Laddove essa (la legge) accoglie un certo valore, questo è sempre modulabile, contingente, ossia dipendente dal continuo bilanciamento degli interessi costituzionalmente rilevanti a seconda del sentire sociale che diventa la vera fonte privilegiata dei contenuti della legge.
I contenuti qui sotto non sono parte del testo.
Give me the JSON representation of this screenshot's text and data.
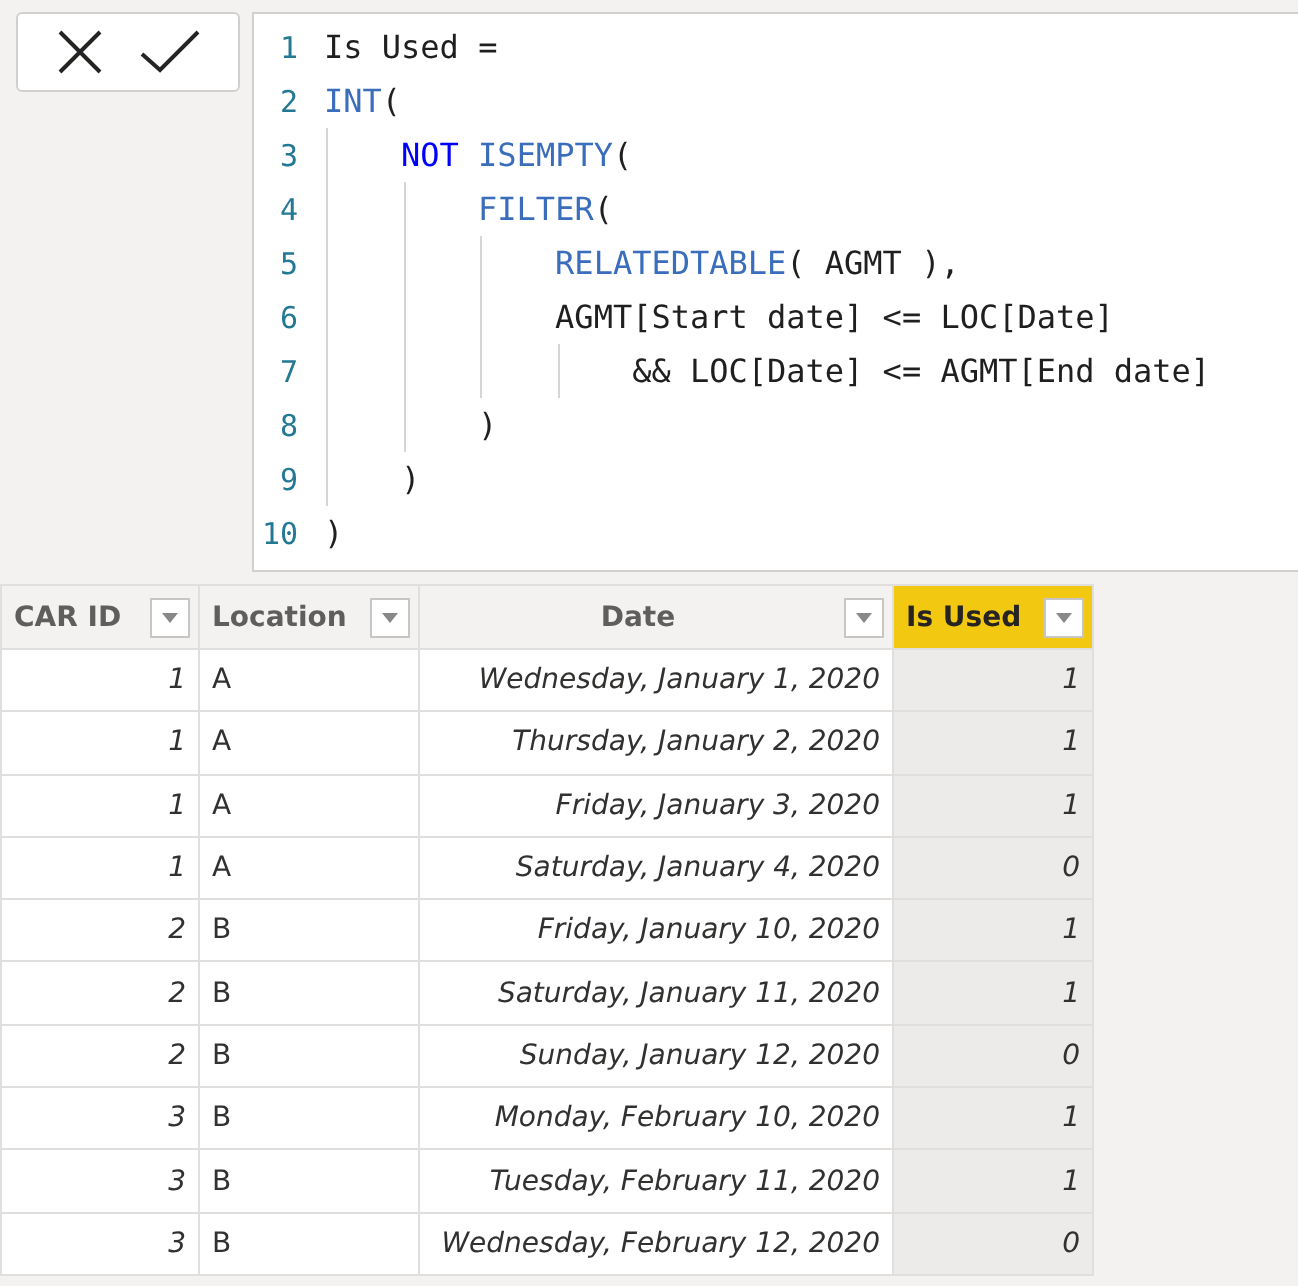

Quello che rileva, dunque, scrive il prof. Paolo Grossi (1933-2022) nella voce "Legge positiva" del "Dizionario della Dottrina sociale della Chiesa", è il fatto che questa consiste in un "atto di volontà espresso dal detentore della sovranità", ovvero in "un comando esprimente un imperio supremo". In questa prospettiva, è irrilevante il problema della possibile ingiustizia della legge, posto magistralmente da san Tommaso d'Aquino (1225-1274) nella "Summa", coincidendo quest'ultima con la legalità e questa, a sua volta, con l'atto potestativo di chi possiede ed esercita concretamente il potere sovrano.
In questo modo, si pongono le premesse per la separazione tra legge ("lex") e diritto ("ius") che troverà compiuta teorizzazione in Kant (1724-1804), Hegel (1770-1831), Heidegger (1889-1976).
La legge, in altri termini, non esprime più un ordine dato, accessibile alla ragione umana, ma è unicamente un atto di volontà che si impone sia pure con le forme della "geometria legale".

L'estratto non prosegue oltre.